- The Washington Times - Monday, May 24, 2010

It didn’t take long for Kentucky Republican senatorial candidate Rand Paul to learn his first lesson in the big-league political spotlight: Never trust a liberal. The libertarian eye surgeon drew fire from the left for his impolitic attempt to hold a rational debate on the nuances of the Civil Rights Act with MSNBC’s Rachel Maddow on Wednesday.

In the past, Dr. Paul established a rapport with the left-leaning cable TV hostess on whose show he launched his long-shot campaign against the establishment candidate for the Republican nomination. Back then, it was no surprise that Ms. Maddow would treat the sower of discord within the Grand Old Party with courtesy and respect.

That all changed Tuesday when, by an overwhelming margin, Dr. Paul showed himself as having a credible shot at being the Bluegrass State’s next junior senator. In fact, a Rasmussen poll now gives him a commanding 25-point edge over Democratic rival Jack Conway. Unlike his famous father, Republican Rep. Ron Paul of Texas, Rand Paul represents a serious threat to the left’s agenda. When Rep. Paul votes against legislation that spends money we don’t have or that lacks any basis in the Constitution, House leadership has no problem finding a majority among the 434 other members willing to spend with reckless abandon.

The possibility that fiscal stalwarts like Dr. Paul the Younger and former Club For Growth President Pat Toomey of Pennsylvania might have the senatorial power to filibuster wasteful proposals must keep Ms. Maddow up at night. So it should not have come as a surprise that instead of a pleasant interview following his primary victory, the ascendant Dr. Paul was subjected to interrogation about how he would have voted on legislation pushed through Congress 46 years ago.

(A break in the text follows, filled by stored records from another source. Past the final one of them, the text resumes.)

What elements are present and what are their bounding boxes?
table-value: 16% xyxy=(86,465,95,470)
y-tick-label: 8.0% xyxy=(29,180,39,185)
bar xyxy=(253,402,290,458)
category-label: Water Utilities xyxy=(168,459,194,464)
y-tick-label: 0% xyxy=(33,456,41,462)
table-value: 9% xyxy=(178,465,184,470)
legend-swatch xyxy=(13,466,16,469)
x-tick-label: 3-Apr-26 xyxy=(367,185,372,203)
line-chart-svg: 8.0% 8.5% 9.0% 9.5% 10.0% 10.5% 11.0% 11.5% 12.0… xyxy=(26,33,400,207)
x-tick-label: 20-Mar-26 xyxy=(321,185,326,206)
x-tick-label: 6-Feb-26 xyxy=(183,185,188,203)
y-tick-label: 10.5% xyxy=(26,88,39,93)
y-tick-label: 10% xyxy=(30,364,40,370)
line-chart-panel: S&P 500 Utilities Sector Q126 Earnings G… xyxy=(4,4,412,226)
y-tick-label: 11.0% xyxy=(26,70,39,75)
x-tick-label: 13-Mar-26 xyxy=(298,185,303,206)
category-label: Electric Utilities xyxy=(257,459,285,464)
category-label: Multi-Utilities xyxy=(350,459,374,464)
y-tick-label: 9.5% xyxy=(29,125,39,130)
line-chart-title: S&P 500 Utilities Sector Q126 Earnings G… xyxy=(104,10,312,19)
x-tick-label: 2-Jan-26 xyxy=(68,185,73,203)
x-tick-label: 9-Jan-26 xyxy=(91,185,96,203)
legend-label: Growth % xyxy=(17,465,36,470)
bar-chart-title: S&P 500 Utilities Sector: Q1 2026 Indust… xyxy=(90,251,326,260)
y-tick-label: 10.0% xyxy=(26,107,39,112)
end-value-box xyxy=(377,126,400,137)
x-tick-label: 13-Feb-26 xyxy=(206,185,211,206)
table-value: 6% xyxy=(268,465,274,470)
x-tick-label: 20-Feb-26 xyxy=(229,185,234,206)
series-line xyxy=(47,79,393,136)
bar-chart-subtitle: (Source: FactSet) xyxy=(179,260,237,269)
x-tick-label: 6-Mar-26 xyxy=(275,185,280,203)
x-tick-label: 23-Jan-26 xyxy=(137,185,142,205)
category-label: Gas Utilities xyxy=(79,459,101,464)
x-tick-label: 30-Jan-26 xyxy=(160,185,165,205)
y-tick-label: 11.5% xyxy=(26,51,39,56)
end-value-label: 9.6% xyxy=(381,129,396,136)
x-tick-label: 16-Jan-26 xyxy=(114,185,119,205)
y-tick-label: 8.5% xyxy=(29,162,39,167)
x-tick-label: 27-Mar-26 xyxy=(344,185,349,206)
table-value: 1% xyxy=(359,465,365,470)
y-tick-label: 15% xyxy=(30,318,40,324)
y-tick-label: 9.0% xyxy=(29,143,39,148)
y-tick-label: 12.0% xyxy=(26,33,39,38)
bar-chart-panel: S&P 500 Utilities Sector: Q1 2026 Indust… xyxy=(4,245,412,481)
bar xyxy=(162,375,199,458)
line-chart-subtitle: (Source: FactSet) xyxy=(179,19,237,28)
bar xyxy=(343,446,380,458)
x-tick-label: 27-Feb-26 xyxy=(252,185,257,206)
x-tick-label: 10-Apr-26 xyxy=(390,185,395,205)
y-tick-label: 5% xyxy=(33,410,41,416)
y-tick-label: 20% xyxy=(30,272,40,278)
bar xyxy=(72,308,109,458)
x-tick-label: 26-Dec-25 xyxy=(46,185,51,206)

For all of its faults, the country is a better place in the wake of the passage of the Civil Rights Act of 1964. The problem with Dr. Paul is that his intellectual honesty - a malady we wish would infect other politicians - would not let him overlook the faults. He rightly pointed out that if one accepts the ability of the federal government to decide that all customers must be accommodated, Congress could use the same power to force liberal restaurant owners to serve people carrying guns.

Ms. Maddow wasn’t interested in logical consequences, she was interested in tarring Dr. Paul and the Tea Party movement in general as racist. Dr. Paul has never expressed an interest in revisiting any part of the Civil Rights Act. As he said in a later interview, the left should save its questions for Sen. Robert Byrd, West Virginia Democrat, who actually filibustered the bill in question and was a member of the Ku Klux Klan in the old days. It’s questionable why Dr. Paul expected fair treatment from the network that talked about the “racism” of a Tea Party activist who carried a gun to a rally, but took care not to show his face in the video - because that Tea Party activist was a black man.

Rand Paul has clarified that he would have voted “yes” on the 1964 bill, hopefully putting this tired and phony racism attack to rest. The vehemence of the other side’s rhetoric emphasizes the importance of putting this constitutional conservative in the Senate.